Sunday, November 29, 2009

Interest rates likely to hike in December

The Reserve Bank of Australia (RBA) is likely to make history on Tuesday by lifting interest rates for a third straight month, economists say.

After more data showing Australia has avoided the worst of the downturn, 13 of the 14 economists surveyed by AAP expect the central bank to lift the cash rate by 25 basis points to 3.75 per cent on December 1, following two 25 basis point moves in October and November.

If it does, it will be the first time the bank has lifted interest rates three months in a row since it started announcing the rises in January 1990.

"The cash rate at 3.5 per cent is way too expansionary on an economy that won't experience the worst outcomes (of the global financial crisis)," Commonwealth Bank senior economist Michael Workman said.

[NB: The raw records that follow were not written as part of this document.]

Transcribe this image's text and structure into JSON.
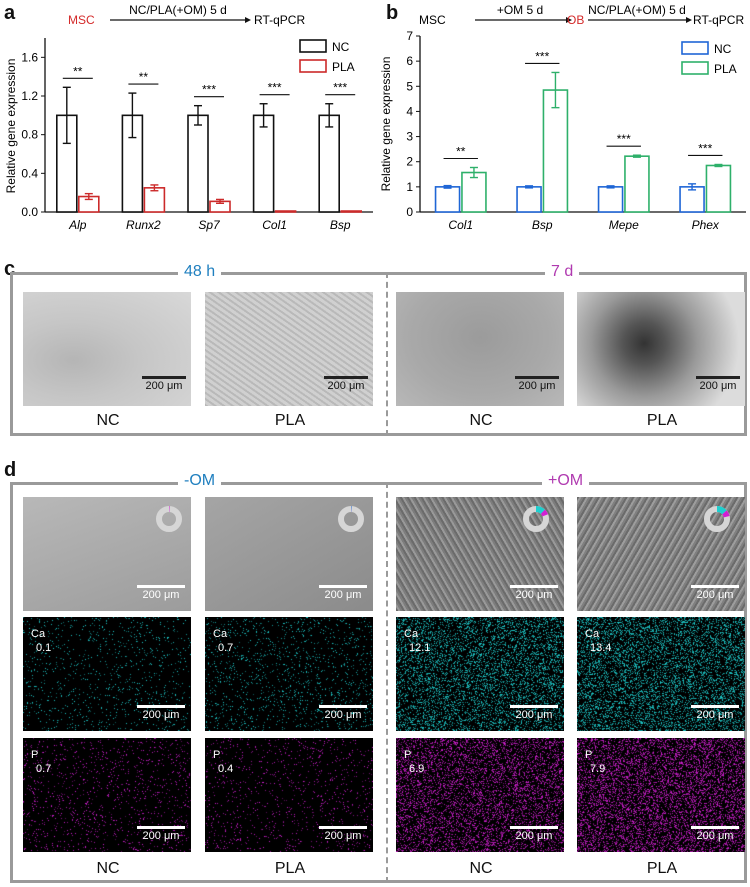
{
  "panel_a": {
    "letter": "a",
    "scheme": {
      "start": "MSC",
      "arrow": "NC/PLA(+OM) 5 d",
      "end": "RT-qPCR"
    },
    "colors": {
      "NC": "#111111",
      "PLA": "#cc2a2a",
      "msc": "#d42a2a"
    },
    "chart_data": {
      "type": "bar",
      "ylabel": "Relative gene expression",
      "ylim": [
        0,
        1.8
      ],
      "yticks": [
        "0.0",
        "0.4",
        "0.8",
        "1.2",
        "1.6"
      ],
      "categories": [
        "Alp",
        "Runx2",
        "Sp7",
        "Col1",
        "Bsp"
      ],
      "series": [
        {
          "name": "NC",
          "values": [
            1.0,
            1.0,
            1.0,
            1.0,
            1.0
          ],
          "errors": [
            0.29,
            0.23,
            0.1,
            0.12,
            0.12
          ]
        },
        {
          "name": "PLA",
          "values": [
            0.16,
            0.25,
            0.11,
            0.01,
            0.01
          ],
          "errors": [
            0.03,
            0.03,
            0.02,
            0.0,
            0.0
          ]
        }
      ],
      "significance": [
        "**",
        "**",
        "***",
        "***",
        "***"
      ],
      "legend": "top-right"
    }
  },
  "panel_b": {
    "letter": "b",
    "scheme": {
      "start": "MSC",
      "arrow1": "+OM 5 d",
      "mid": "OB",
      "arrow2": "NC/PLA(+OM) 5 d",
      "end": "RT-qPCR"
    },
    "colors": {
      "NC": "#1f66d6",
      "PLA": "#2eb06a",
      "ob": "#d42a2a"
    },
    "chart_data": {
      "type": "bar",
      "ylabel": "Relative gene expression",
      "ylim": [
        0,
        7
      ],
      "yticks": [
        "0",
        "1",
        "2",
        "3",
        "4",
        "5",
        "6",
        "7"
      ],
      "categories": [
        "Col1",
        "Bsp",
        "Mepe",
        "Phex"
      ],
      "series": [
        {
          "name": "NC",
          "values": [
            1.0,
            1.0,
            1.0,
            1.0
          ],
          "errors": [
            0.05,
            0.04,
            0.04,
            0.12
          ]
        },
        {
          "name": "PLA",
          "values": [
            1.57,
            4.85,
            2.22,
            1.85
          ],
          "errors": [
            0.2,
            0.7,
            0.04,
            0.04
          ]
        }
      ],
      "significance": [
        "**",
        "***",
        "***",
        "***"
      ],
      "legend": "top-right"
    }
  },
  "panel_c": {
    "letter": "c",
    "group1": "48 h",
    "group2": "7 d",
    "group1_color": "#1f7fbf",
    "group2_color": "#b03ab0",
    "scalebar": "200 μm",
    "captions": [
      "NC",
      "PLA",
      "NC",
      "PLA"
    ]
  },
  "panel_d": {
    "letter": "d",
    "group1": "-OM",
    "group2": "+OM",
    "group1_color": "#1f7fbf",
    "group2_color": "#b03ab0",
    "scalebar": "200 μm",
    "captions": [
      "NC",
      "PLA",
      "NC",
      "PLA"
    ],
    "ca_label": "Ca",
    "p_label": "P",
    "ca_values": [
      "0.1",
      "0.7",
      "12.1",
      "13.4"
    ],
    "p_values": [
      "0.7",
      "0.4",
      "6.9",
      "7.9"
    ],
    "ca_color": "#1ecfcf",
    "p_color": "#d21fd2",
    "donut": [
      {
        "ca": 0.1,
        "p": 0.7
      },
      {
        "ca": 0.7,
        "p": 0.4
      },
      {
        "ca": 12.1,
        "p": 6.9
      },
      {
        "ca": 13.4,
        "p": 7.9
      }
    ]
  }
}
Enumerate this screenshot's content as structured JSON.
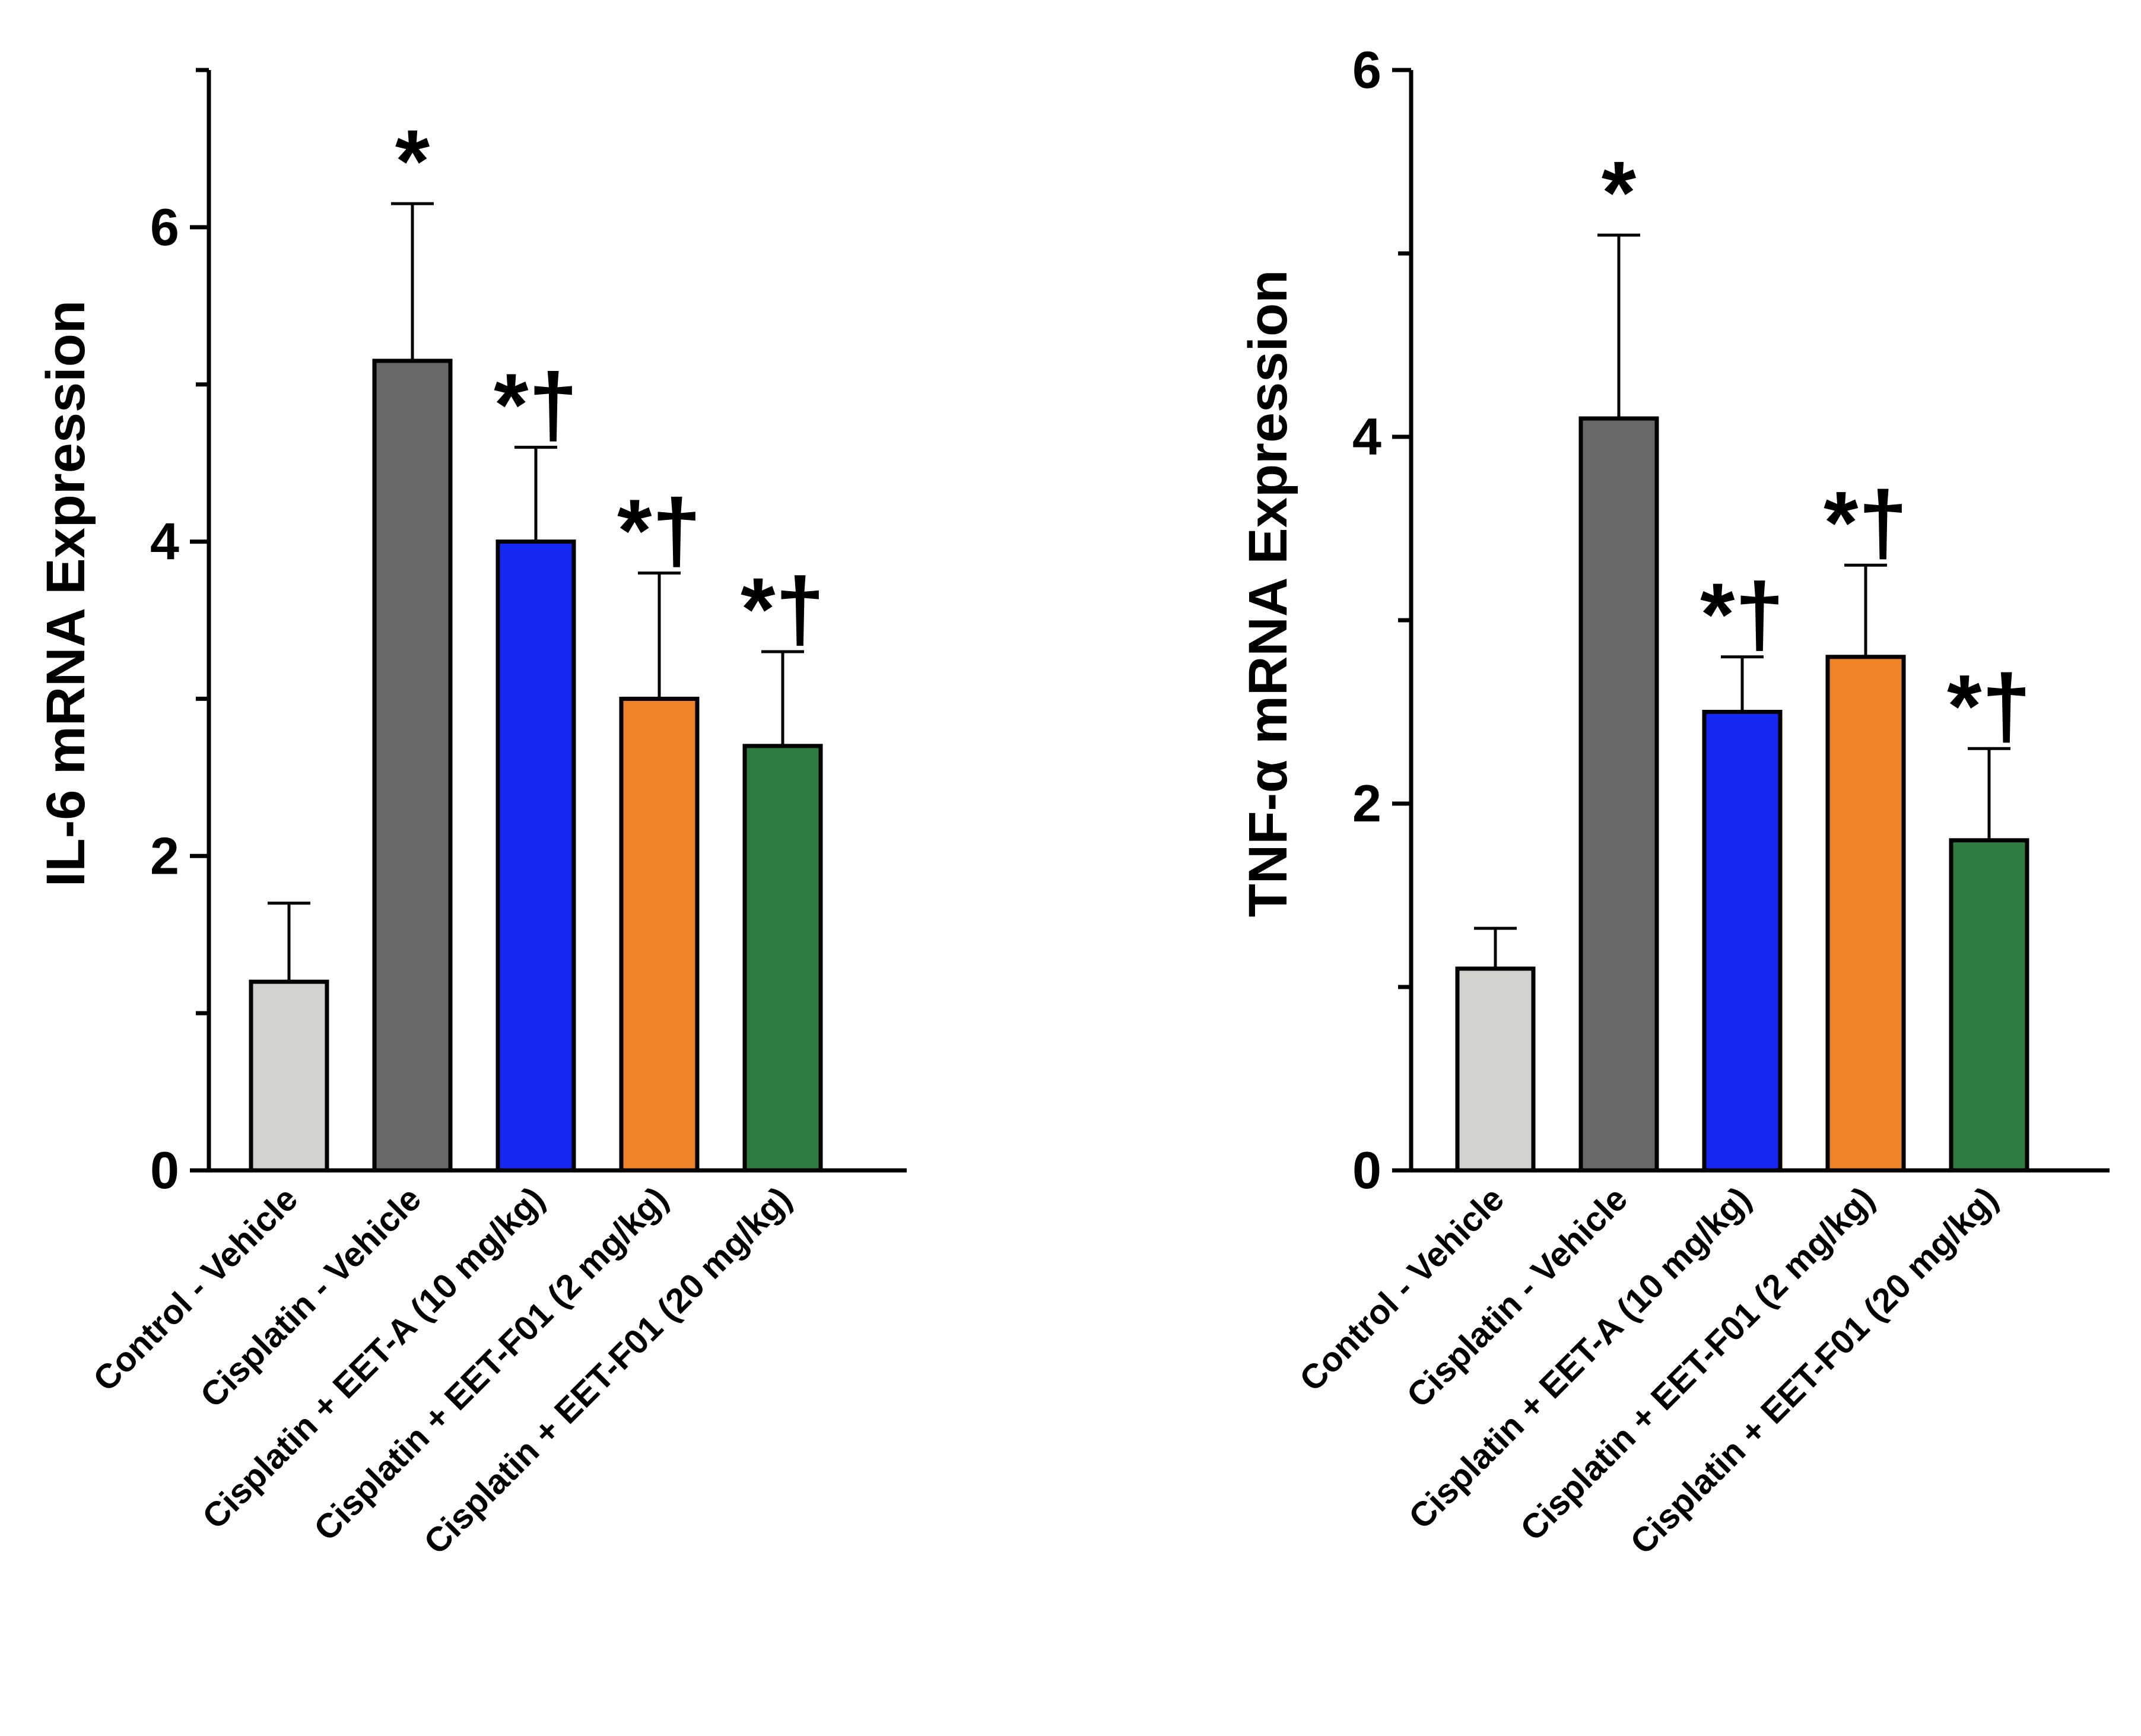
{
  "chart_data": [
    {
      "type": "bar",
      "title": "",
      "xlabel": "",
      "ylabel": "IL-6 mRNA Expression",
      "ylim": [
        0,
        7
      ],
      "yticks": [
        0,
        2,
        4,
        6
      ],
      "categories": [
        "Control - Vehicle",
        "Cisplatin - Vehicle",
        "Cisplatin + EET-A (10 mg/kg)",
        "Cisplatin + EET-F01 (2 mg/kg)",
        "Cisplatin + EET-F01 (20 mg/kg)"
      ],
      "values": [
        1.2,
        5.15,
        4.0,
        3.0,
        2.7
      ],
      "error_upper": [
        1.7,
        6.15,
        4.6,
        3.8,
        3.3
      ],
      "significance": [
        "",
        "*",
        "*†",
        "*†",
        "*†"
      ],
      "colors": [
        "#d1d1ce",
        "#686868",
        "#1527f2",
        "#ef832a",
        "#2e7d3e"
      ]
    },
    {
      "type": "bar",
      "title": "",
      "xlabel": "",
      "ylabel": "TNF-α mRNA Expression",
      "ylim": [
        0,
        6
      ],
      "yticks": [
        0,
        2,
        4,
        6
      ],
      "categories": [
        "Control - Vehicle",
        "Cisplatin - Vehicle",
        "Cisplatin + EET-A (10 mg/kg)",
        "Cisplatin + EET-F01 (2 mg/kg)",
        "Cisplatin + EET-F01 (20 mg/kg)"
      ],
      "values": [
        1.1,
        4.1,
        2.5,
        2.8,
        1.8
      ],
      "error_upper": [
        1.32,
        5.1,
        2.8,
        3.3,
        2.3
      ],
      "significance": [
        "",
        "*",
        "*†",
        "*†",
        "*†"
      ],
      "colors": [
        "#d1d1ce",
        "#686868",
        "#1527f2",
        "#ef832a",
        "#2e7d3e"
      ]
    }
  ]
}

In a sign the Australian economy was doing better than other western nations, Mr Workman said recent jobs data indicated unemployment would peak at 6.5 per cent.

That's below revised Treasury forecasts for the jobless rate to hit 6.75 per cent by late 2010.

In May, Treasury was forecasting an unemployment rate peak of 8.5 per cent.

Recent Australian Bureau of Statistics (ABS) data shows total employment rose by 24,500 to 10.832 million in October, seasonally adjusted, after it shot up by 40,600 in September.

The unemployment rate has hovered around 5.8 per cent in recent months and briefly dipped to 5.7 per cent in September.

4cast Financial Markets economist Michael Turner said that while he expected the RBA to lift rates by 25 basis points on Tuesday, recent market volatility could stay the central bank's hand.

Currency and stock markets faced twin worries on Friday after the US dollar hit a 14 month low against the yen and Dubai asked creditors for a "standstill" on paying back its $US60 billion ($A64.38 billion) debt until May next year.

In total, the state-backed networks nicknamed Dubai Inc are $US80 billion ($A85.85 billion) in the red.

"Dollar yen has fallen through the floor today and there's some uncertainty with Europe, and this Dubai thing has just gotten ugly," Mr Turner said.

"I know the RBA wants to take a longer term view, but those on the board who are seeing that global confidence is good, but still fragile ... it doesn't make (them) comfortable raising rates.

"But longer term the fundamentals are pretty good."

Royal Bank of Scotland chief economist Kieran Davies said encouraging local and overseas data earlier in the month tipped the scales in favour of a third successive interest rate rise.

"We've had a solid employment report and globally you have had confirmation that the Euro area and Japan have pulled out of recession," Mr Davies said.

"So we think that they will hike still and then they will take their usual break in January."

Mr Davies said these early rate hikes would have "limited" impact on the broader economy because most borrowers had kept their mortgage repayments at the same level despite the sharp interest rate falls experienced in late 2008 and early 2009.

"So the average home owner can absorb the initial hikes because they are still paying off their home loans at a pace consistent with where interest rates were late in '08 or early '09," Mr Davies said.

Many economists waited for the release of the September quarter capital expenditure (capex) figures, released by the ABS on Thursday, before making their prediction on interest rates.

The capex showed that private sector investment intentions over the financial 2009/10 year grew to $105,010 billion in the three months to September, up 5.9 per cent from the previous estimate.

"On economic data alone ... I think they'll hike by 25 basis points," ICAP economist Adam Carr said.

"When you look at the economy, we're doing very well.

"For a Reserve Bank that's nervous about holding rates too low for too long, there's really no reason to hold off."